In the wake of mass rioting and death in Afghanistan and other Islamic nations ignited by a fallacious Newsweek story, furious finger-pointing has ensued. The White House, the departments of State and Defense, and most conservative radio talk show hosts are blaming Newsweek for carelessness and irresponsibility. Newsweek, while apologizing for the error, protests that the story was vetted by a Defense Department official who objected to other aspects of the piece but remained silent on the Koran flushing part. Others are suggesting that the Bush administration prepared the ground for this rumor by engaging in routine degradation of Muslim detainees at Guantanamo Bay.
Absent from this blame exchange is any recognition that many Muslims can be incited to violence by anything or nothing. It's as if they live poised for outrage. In 2002, the Miss World Pageant had to high-tail it out of Nigeria after rioting took more than 200 lives. Angry Muslims rampaged through the streets after a young fashion writer penned an article wondering how Muhammad would have reacted to the pageant, and suggesting that the Prophet (who had 14 wives) might have chosen a wife from among the assembled beauties. The offices of the newspaper were firebombed. A few weeks later, after many deaths, the Islamists remained unsatisfied. The deputy governor of a northern Nigerian province issued a "fatwa" declaring it the duty of religious Muslims to track down the 21-year-old author of the story and kill her.
Recall that Dutch filmmaker Theo van Gogh was stabbed to death while bicycling to work in Amsterdam last year. His offense? Producing a movie that exposed Muslim mistreatment of women.

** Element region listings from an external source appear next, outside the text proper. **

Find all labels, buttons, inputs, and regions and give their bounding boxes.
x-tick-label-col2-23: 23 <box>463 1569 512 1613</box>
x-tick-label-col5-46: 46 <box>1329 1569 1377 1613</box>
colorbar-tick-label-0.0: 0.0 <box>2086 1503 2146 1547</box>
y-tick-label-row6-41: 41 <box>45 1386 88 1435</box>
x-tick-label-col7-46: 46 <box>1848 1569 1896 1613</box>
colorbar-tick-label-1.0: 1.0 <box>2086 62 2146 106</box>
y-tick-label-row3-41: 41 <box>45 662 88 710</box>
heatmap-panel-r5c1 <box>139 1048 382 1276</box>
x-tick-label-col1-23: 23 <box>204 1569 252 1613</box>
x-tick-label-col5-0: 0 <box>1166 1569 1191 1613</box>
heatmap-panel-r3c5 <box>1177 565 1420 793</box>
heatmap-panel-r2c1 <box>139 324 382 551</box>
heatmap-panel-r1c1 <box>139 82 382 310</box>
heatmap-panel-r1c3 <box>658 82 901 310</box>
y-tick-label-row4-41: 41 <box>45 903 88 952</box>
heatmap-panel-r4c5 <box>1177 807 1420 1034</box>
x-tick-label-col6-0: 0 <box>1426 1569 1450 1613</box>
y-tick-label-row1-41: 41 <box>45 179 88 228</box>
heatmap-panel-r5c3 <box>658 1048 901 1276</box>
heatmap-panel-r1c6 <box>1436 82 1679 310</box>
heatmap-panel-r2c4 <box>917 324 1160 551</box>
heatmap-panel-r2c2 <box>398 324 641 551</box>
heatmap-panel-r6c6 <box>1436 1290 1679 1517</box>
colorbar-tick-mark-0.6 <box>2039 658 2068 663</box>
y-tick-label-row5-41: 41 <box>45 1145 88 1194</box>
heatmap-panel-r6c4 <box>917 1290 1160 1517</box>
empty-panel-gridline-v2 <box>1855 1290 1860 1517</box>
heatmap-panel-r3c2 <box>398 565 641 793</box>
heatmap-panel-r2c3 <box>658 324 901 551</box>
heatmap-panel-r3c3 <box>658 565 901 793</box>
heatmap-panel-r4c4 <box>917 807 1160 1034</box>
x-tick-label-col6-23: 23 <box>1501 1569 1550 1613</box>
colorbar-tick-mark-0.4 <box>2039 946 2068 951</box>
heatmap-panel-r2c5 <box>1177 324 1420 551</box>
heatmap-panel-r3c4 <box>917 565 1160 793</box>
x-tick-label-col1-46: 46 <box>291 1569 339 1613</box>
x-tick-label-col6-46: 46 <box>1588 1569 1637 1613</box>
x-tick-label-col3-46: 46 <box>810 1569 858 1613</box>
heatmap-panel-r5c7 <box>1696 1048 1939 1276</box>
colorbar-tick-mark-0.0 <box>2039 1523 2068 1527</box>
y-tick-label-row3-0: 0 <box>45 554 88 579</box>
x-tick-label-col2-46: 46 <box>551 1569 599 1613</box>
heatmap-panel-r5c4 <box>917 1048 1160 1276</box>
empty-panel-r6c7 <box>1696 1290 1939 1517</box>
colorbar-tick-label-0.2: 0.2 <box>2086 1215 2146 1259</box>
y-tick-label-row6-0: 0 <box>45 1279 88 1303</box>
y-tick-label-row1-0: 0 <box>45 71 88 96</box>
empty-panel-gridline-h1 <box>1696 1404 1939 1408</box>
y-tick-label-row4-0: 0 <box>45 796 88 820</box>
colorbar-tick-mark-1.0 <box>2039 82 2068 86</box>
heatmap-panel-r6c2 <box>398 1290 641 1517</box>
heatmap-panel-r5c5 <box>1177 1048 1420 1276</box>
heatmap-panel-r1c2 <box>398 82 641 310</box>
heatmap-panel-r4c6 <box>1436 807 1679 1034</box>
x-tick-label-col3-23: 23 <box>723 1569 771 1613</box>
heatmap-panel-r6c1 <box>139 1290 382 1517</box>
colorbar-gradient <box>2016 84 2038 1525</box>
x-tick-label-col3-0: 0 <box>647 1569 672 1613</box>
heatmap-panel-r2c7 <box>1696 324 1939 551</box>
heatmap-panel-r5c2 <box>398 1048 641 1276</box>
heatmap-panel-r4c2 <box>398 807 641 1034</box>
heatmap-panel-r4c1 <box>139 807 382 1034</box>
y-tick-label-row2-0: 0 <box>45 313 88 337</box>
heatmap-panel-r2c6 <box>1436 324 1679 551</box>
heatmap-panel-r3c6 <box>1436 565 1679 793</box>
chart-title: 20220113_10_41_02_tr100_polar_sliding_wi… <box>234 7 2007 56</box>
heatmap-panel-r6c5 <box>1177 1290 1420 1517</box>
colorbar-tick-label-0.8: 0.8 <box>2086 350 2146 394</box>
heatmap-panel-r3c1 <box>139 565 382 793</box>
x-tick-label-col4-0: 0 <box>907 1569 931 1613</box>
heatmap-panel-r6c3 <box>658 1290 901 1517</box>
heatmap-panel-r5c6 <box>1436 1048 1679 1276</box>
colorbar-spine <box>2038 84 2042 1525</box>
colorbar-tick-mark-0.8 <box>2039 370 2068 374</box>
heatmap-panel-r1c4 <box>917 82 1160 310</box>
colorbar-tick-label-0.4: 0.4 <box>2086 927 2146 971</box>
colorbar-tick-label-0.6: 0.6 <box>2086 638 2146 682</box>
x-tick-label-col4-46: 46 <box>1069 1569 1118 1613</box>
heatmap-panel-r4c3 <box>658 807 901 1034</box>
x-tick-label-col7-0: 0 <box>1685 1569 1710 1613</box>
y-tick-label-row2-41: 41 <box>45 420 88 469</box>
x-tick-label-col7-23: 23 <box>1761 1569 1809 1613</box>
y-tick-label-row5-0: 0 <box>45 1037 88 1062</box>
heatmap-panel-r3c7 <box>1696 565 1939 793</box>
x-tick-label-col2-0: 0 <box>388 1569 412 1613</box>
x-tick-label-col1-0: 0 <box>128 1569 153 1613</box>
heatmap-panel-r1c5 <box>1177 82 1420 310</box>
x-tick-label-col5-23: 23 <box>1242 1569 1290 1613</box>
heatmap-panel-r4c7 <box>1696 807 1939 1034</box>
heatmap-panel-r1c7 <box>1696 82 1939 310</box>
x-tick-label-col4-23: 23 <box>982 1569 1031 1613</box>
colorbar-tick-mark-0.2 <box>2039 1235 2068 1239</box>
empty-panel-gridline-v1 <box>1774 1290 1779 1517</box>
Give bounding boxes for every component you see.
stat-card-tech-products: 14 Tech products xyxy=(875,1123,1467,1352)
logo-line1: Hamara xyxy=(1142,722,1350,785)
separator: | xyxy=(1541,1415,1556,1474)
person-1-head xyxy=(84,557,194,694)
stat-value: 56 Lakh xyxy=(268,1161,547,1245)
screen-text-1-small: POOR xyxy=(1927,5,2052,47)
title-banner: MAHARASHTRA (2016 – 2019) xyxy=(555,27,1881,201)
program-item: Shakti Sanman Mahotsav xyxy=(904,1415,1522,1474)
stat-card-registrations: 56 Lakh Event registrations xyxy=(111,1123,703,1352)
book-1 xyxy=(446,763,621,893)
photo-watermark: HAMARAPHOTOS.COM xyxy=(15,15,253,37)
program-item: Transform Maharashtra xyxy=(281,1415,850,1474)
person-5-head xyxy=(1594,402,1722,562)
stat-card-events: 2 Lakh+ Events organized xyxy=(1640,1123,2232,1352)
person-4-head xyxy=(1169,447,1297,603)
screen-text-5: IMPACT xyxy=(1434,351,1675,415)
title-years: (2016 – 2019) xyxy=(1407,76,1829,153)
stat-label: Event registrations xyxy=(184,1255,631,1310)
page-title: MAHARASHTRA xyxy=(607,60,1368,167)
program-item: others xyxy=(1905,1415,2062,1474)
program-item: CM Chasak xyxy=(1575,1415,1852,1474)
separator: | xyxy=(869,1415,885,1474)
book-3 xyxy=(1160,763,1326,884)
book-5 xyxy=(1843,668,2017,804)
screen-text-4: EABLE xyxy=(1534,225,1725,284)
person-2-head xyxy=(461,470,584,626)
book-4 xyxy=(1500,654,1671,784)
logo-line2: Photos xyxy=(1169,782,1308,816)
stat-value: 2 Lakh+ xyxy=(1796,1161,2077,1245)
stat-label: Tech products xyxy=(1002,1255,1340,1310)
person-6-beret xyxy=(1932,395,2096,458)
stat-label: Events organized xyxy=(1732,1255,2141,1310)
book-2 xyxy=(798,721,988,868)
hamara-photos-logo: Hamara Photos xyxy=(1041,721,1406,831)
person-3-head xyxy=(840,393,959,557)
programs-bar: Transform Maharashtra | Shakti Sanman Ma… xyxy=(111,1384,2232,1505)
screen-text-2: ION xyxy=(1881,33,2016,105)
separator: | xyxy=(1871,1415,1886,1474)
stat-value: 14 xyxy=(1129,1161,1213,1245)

Salman Rushdie remains a marked man for writing a book Muslims detest. Norwegian/Swedish Pentecostal preacher Runar Sogaard received death threats last month -- not anonymous ones, but direct threats from an organized Islamic group, for using highly insulting language about Muhammad. Sogaard was impolite to be sure. But since when is the proper punishment for impertinence death? Isioma Daniel, the Nigerian journalist whose musings sparked the Nigerian riot, remains under 24-hour-a-day guard.